Otra había cortado Enrique Ponce del primero, al que saludó con suavidad absoluta. Aun sin apenas picarlo, renqueaba de los cuartos traseros, pero le aplicó la vacuna de la media altura y este ‘Corregido’ obedeció a los sutiles toques y duró más que las pilas del conejito del anuncio. Unos ayudados y una trincherilla abrieron la obra, de temple mayor por ambos lados. Jarreaba el cielo y allá que seguía el de Chiva, aprovechando la calidad del ejemplar de Daniel Ruiz. Hubo un cambio de mano enorme, molinetes y hasta chivinas. Con la ambición de un novillero, terminó con las rodillas por tierra e inauguró el marcador de la tarde.
Una eternidad estuvo delante del cuarto, que se había desplomado en varas. Luego se sostuvo en la faena poncista con su curtida técnica, entre algún guiño a Soria con la ‘A’ de Ana pintada en el ruedo. Empapado siempre de muleta, con mucha paciencia, logró pases interminables, como interminable fue su entregada labor al noble rival. Una trincherilla, un molinete invertido y su peculiar abaniqueo entusiasmaron. Visiblemente dolorido del brazo, el acero se llevó el éxito y trajo dos avisos.
Asomó el pañuelo verde para el descoordinado y serio segundo. Más agradable de pitones era el sobrero, que no se empleó en los inicios. Toda la clase la puso Juan Ortega con un ‘Nigeriano’ sin noticias de ella, con la cara por las nubes. Perdiéndole pasos le buscó las vueltas y regaló un trincherazo de gusto. Si bruto era por el derecho, a la defensiva estaba por el izquierdo, atacando por el pitón de fuera. Torero el macheteo final, que encandiló a la afición. Lo mató con habilidad y saludó.

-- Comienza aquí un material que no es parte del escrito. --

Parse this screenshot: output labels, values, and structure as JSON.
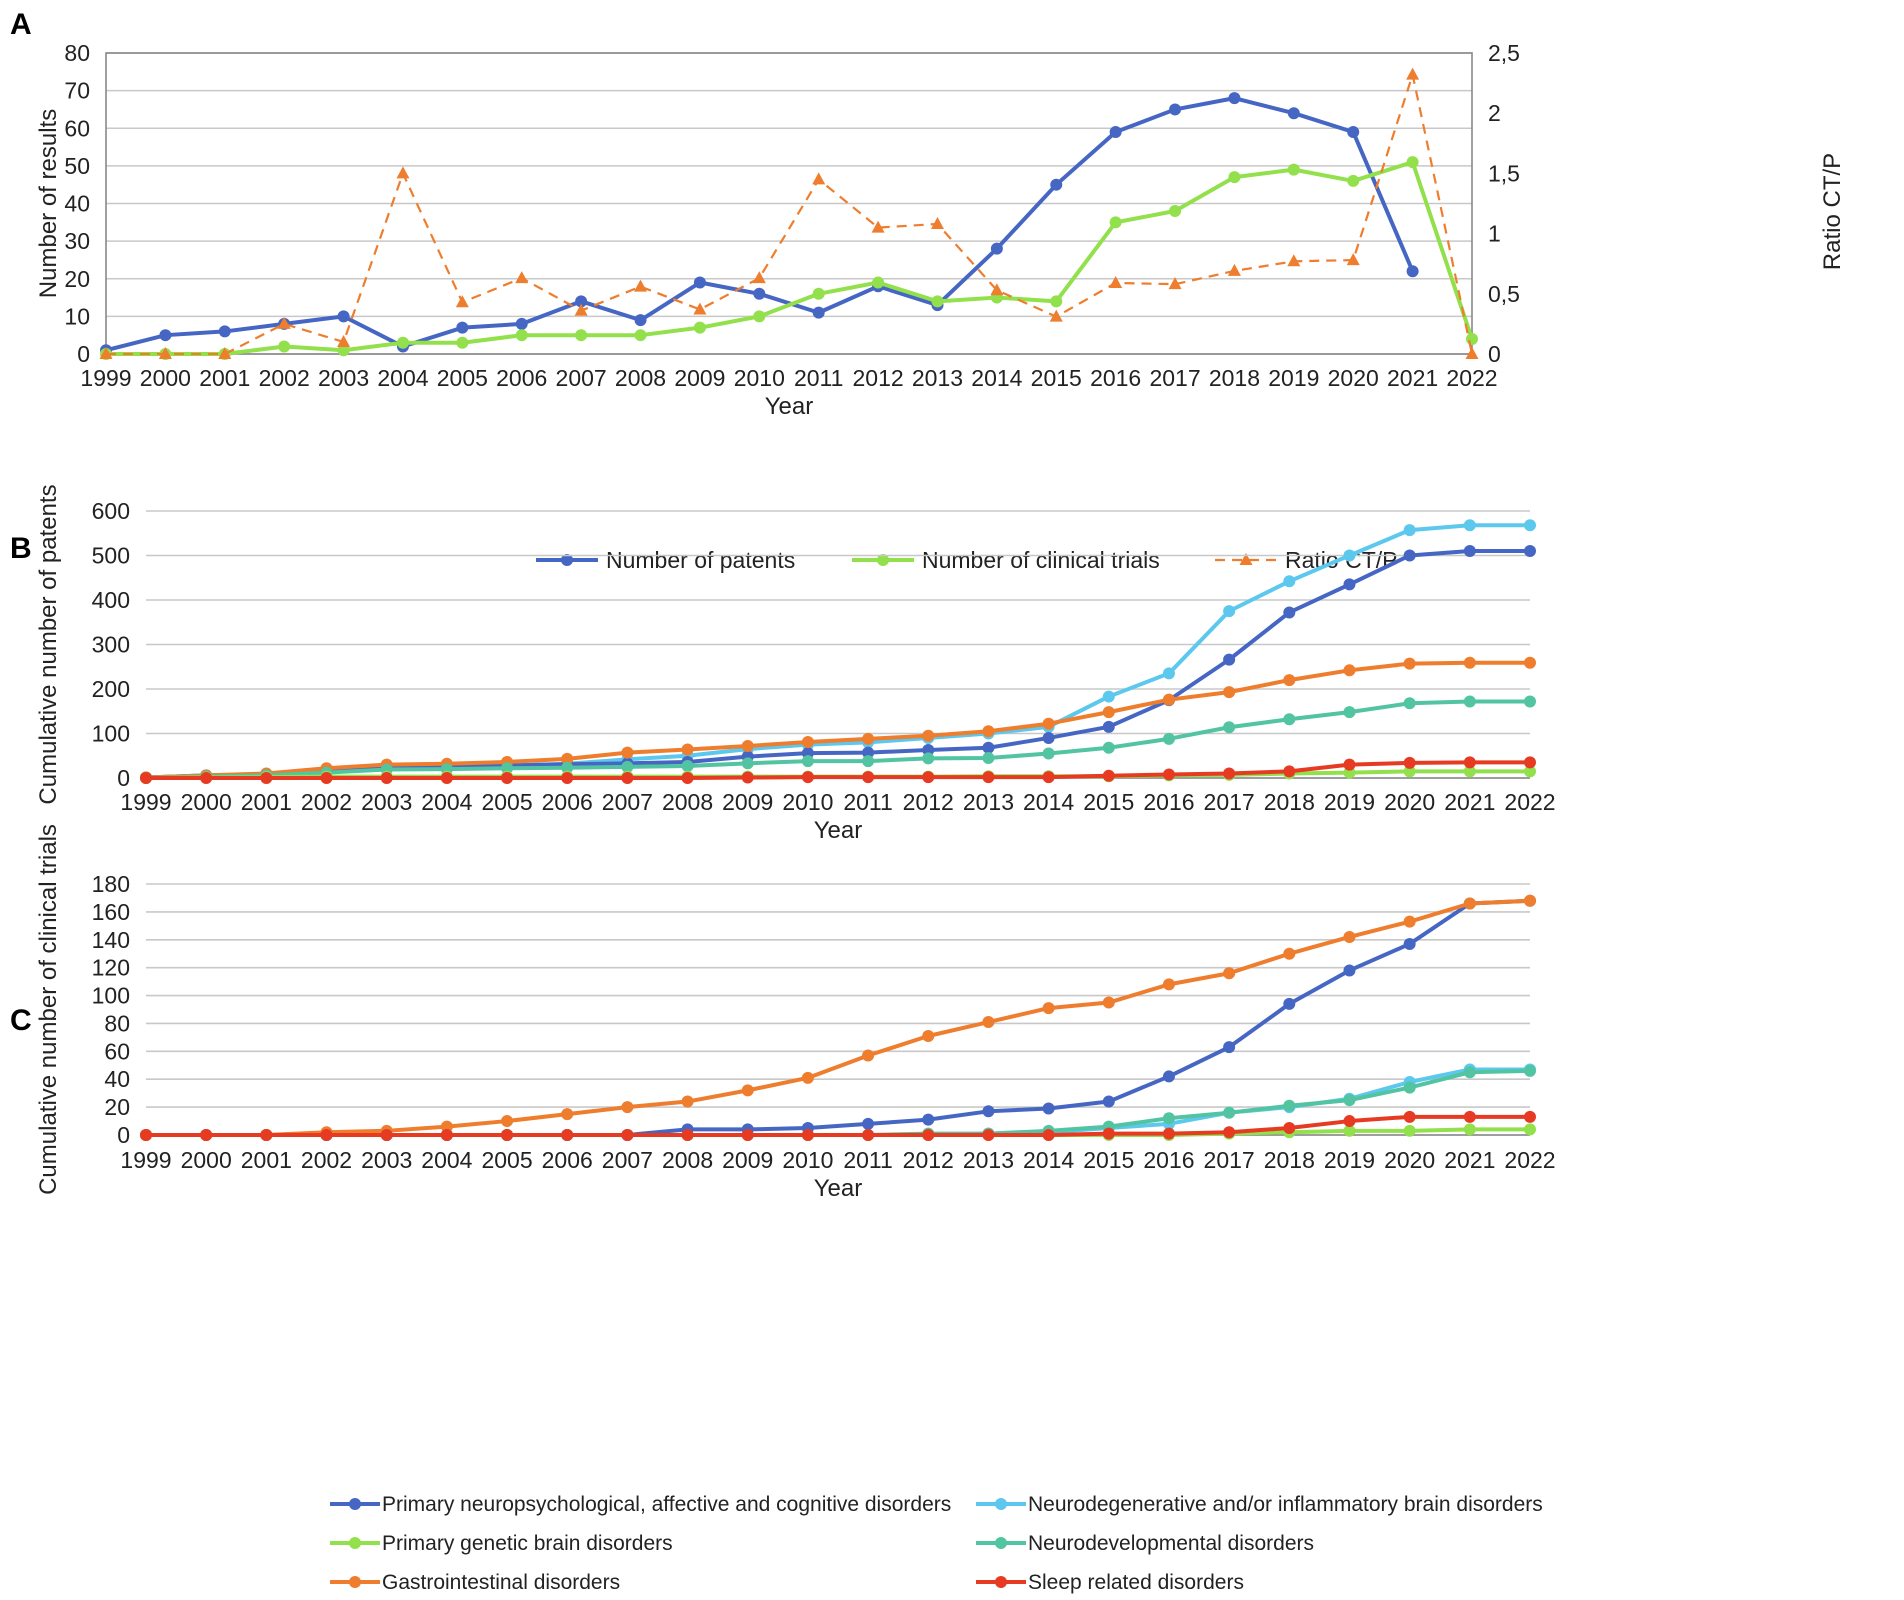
{
  "chart_data": [
    {
      "panel": "A",
      "type": "line",
      "categories": [
        "1999",
        "2000",
        "2001",
        "2002",
        "2003",
        "2004",
        "2005",
        "2006",
        "2007",
        "2008",
        "2009",
        "2010",
        "2011",
        "2012",
        "2013",
        "2014",
        "2015",
        "2016",
        "2017",
        "2018",
        "2019",
        "2020",
        "2021",
        "2022"
      ],
      "xlabel": "Year",
      "ylabel": "Number of results",
      "ylim": [
        0,
        80
      ],
      "yticks": [
        "0",
        "10",
        "20",
        "30",
        "40",
        "50",
        "60",
        "70",
        "80"
      ],
      "y2label": "Ratio CT/P",
      "y2lim": [
        0,
        2.5
      ],
      "y2ticks": [
        "0",
        "0,5",
        "1",
        "1,5",
        "2",
        "2,5"
      ],
      "grid": true,
      "series": [
        {
          "name": "Number of patents",
          "axis": "left",
          "color": "#4666c4",
          "values": [
            1,
            5,
            6,
            8,
            10,
            2,
            7,
            8,
            14,
            9,
            19,
            16,
            11,
            18,
            13,
            28,
            45,
            59,
            65,
            68,
            64,
            59,
            22,
            null
          ]
        },
        {
          "name": "Number of clinical trials",
          "axis": "left",
          "color": "#92e04b",
          "values": [
            0,
            0,
            0,
            2,
            1,
            3,
            3,
            5,
            5,
            5,
            7,
            10,
            16,
            19,
            14,
            15,
            14,
            35,
            38,
            47,
            49,
            46,
            51,
            4
          ]
        },
        {
          "name": "Ratio CT/P",
          "axis": "right",
          "color": "#ee7d2e",
          "dashed": true,
          "values": [
            0,
            0,
            0,
            0.25,
            0.1,
            1.5,
            0.43,
            0.63,
            0.36,
            0.56,
            0.37,
            0.63,
            1.45,
            1.05,
            1.08,
            0.53,
            0.31,
            0.59,
            0.58,
            0.69,
            0.77,
            0.78,
            2.32,
            0
          ]
        }
      ],
      "legend": [
        "Number of patents",
        "Number of clinical trials",
        "Ratio CT/P"
      ]
    },
    {
      "panel": "B",
      "type": "line",
      "categories": [
        "1999",
        "2000",
        "2001",
        "2002",
        "2003",
        "2004",
        "2005",
        "2006",
        "2007",
        "2008",
        "2009",
        "2010",
        "2011",
        "2012",
        "2013",
        "2014",
        "2015",
        "2016",
        "2017",
        "2018",
        "2019",
        "2020",
        "2021",
        "2022"
      ],
      "xlabel": "Year",
      "ylabel": "Cumulative number of patents",
      "ylim": [
        0,
        600
      ],
      "yticks": [
        "0",
        "100",
        "200",
        "300",
        "400",
        "500",
        "600"
      ],
      "grid": true,
      "series": [
        {
          "name": "Neurodegenerative and/or inflammatory brain disorders",
          "color": "#5cc8ee",
          "values": [
            1,
            5,
            8,
            15,
            22,
            25,
            28,
            32,
            42,
            50,
            65,
            75,
            80,
            90,
            100,
            115,
            183,
            235,
            375,
            442,
            500,
            557,
            568,
            568
          ]
        },
        {
          "name": "Primary neuropsychological, affective and cognitive disorders",
          "color": "#4666c4",
          "values": [
            1,
            6,
            8,
            15,
            22,
            24,
            28,
            31,
            33,
            36,
            48,
            56,
            57,
            63,
            68,
            90,
            115,
            175,
            266,
            372,
            435,
            500,
            510,
            510
          ]
        },
        {
          "name": "Gastrointestinal disorders",
          "color": "#ee7d2e",
          "values": [
            1,
            6,
            10,
            22,
            30,
            32,
            36,
            43,
            57,
            64,
            72,
            81,
            88,
            95,
            105,
            122,
            148,
            176,
            193,
            220,
            242,
            257,
            259,
            259
          ]
        },
        {
          "name": "Neurodevelopmental disorders",
          "color": "#52c4a2",
          "values": [
            0,
            3,
            6,
            12,
            19,
            20,
            22,
            23,
            25,
            27,
            33,
            38,
            38,
            44,
            45,
            55,
            68,
            88,
            114,
            132,
            148,
            168,
            172,
            172
          ]
        },
        {
          "name": "Primary genetic brain disorders",
          "color": "#92e04b",
          "values": [
            0,
            1,
            2,
            3,
            3,
            3,
            3,
            3,
            3,
            3,
            3,
            3,
            3,
            3,
            4,
            4,
            4,
            6,
            7,
            10,
            12,
            15,
            15,
            15
          ]
        },
        {
          "name": "Sleep related disorders",
          "color": "#e63b22",
          "values": [
            0,
            0,
            0,
            0,
            0,
            0,
            0,
            0,
            0,
            0,
            1,
            2,
            2,
            2,
            2,
            2,
            5,
            8,
            10,
            15,
            30,
            34,
            35,
            35
          ]
        }
      ]
    },
    {
      "panel": "C",
      "type": "line",
      "categories": [
        "1999",
        "2000",
        "2001",
        "2002",
        "2003",
        "2004",
        "2005",
        "2006",
        "2007",
        "2008",
        "2009",
        "2010",
        "2011",
        "2012",
        "2013",
        "2014",
        "2015",
        "2016",
        "2017",
        "2018",
        "2019",
        "2020",
        "2021",
        "2022"
      ],
      "xlabel": "Year",
      "ylabel": "Cumulative number of clinical trials",
      "ylim": [
        0,
        180
      ],
      "yticks": [
        "0",
        "20",
        "40",
        "60",
        "80",
        "100",
        "120",
        "140",
        "160",
        "180"
      ],
      "grid": true,
      "series": [
        {
          "name": "Neurodegenerative and/or inflammatory brain disorders",
          "color": "#5cc8ee",
          "values": [
            0,
            0,
            0,
            0,
            0,
            0,
            0,
            0,
            0,
            0,
            0,
            0,
            0,
            0,
            1,
            2,
            5,
            8,
            16,
            20,
            26,
            38,
            47,
            47
          ]
        },
        {
          "name": "Neurodevelopmental disorders",
          "color": "#52c4a2",
          "values": [
            0,
            0,
            0,
            0,
            0,
            0,
            0,
            0,
            0,
            0,
            0,
            0,
            0,
            1,
            1,
            3,
            6,
            12,
            16,
            21,
            25,
            34,
            45,
            46
          ]
        },
        {
          "name": "Primary genetic brain disorders",
          "color": "#92e04b",
          "values": [
            0,
            0,
            0,
            0,
            0,
            0,
            0,
            0,
            0,
            0,
            0,
            0,
            0,
            0,
            0,
            0,
            0,
            0,
            1,
            2,
            3,
            3,
            4,
            4
          ]
        },
        {
          "name": "Primary neuropsychological, affective and cognitive disorders",
          "color": "#4666c4",
          "values": [
            0,
            0,
            0,
            0,
            0,
            0,
            0,
            0,
            0,
            4,
            4,
            5,
            8,
            11,
            17,
            19,
            24,
            42,
            63,
            94,
            118,
            137,
            166,
            168
          ]
        },
        {
          "name": "Gastrointestinal disorders",
          "color": "#ee7d2e",
          "values": [
            0,
            0,
            0,
            2,
            3,
            6,
            10,
            15,
            20,
            24,
            32,
            41,
            57,
            71,
            81,
            91,
            95,
            108,
            116,
            130,
            142,
            153,
            166,
            168
          ]
        },
        {
          "name": "Sleep related disorders",
          "color": "#e63b22",
          "values": [
            0,
            0,
            0,
            0,
            0,
            0,
            0,
            0,
            0,
            0,
            0,
            0,
            0,
            0,
            0,
            0,
            1,
            1,
            2,
            5,
            10,
            13,
            13,
            13
          ]
        }
      ],
      "legend": [
        {
          "label": "Primary neuropsychological, affective and cognitive disorders",
          "color": "#4666c4"
        },
        {
          "label": "Neurodegenerative and/or inflammatory brain disorders",
          "color": "#5cc8ee"
        },
        {
          "label": "Primary genetic brain disorders",
          "color": "#92e04b"
        },
        {
          "label": "Neurodevelopmental disorders",
          "color": "#52c4a2"
        },
        {
          "label": "Gastrointestinal disorders",
          "color": "#ee7d2e"
        },
        {
          "label": "Sleep related disorders",
          "color": "#e63b22"
        }
      ]
    }
  ],
  "panel_labels": [
    "A",
    "B",
    "C"
  ],
  "colors": {
    "grid": "#c8c8c8",
    "axis": "#888888",
    "text": "#222222"
  }
}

Unas verónicas y chicuelinas angelicales brindó Ortega en el musculado quinto. Con ayudados por alto descorchó la faena, preñada de torería. Muy vertical, lo cosió a la muleta despacioso entre roncos olés de sus partidarios. Aquella manera de componer, tan estética y erguida, era gloria bendita. Y ese modo de ofrecer el pecho, tan natural, con perlas preciosas esparcidas por la arena. Y de nuevo un profundo toreo a dos manos, con el colofón de su andar al toro, tan de otra época, tan distinto. El sevillano puso el sabor; Roca, el poderío. Y para el mandamás peruano fue la puerta grande: «Aquí mando yo».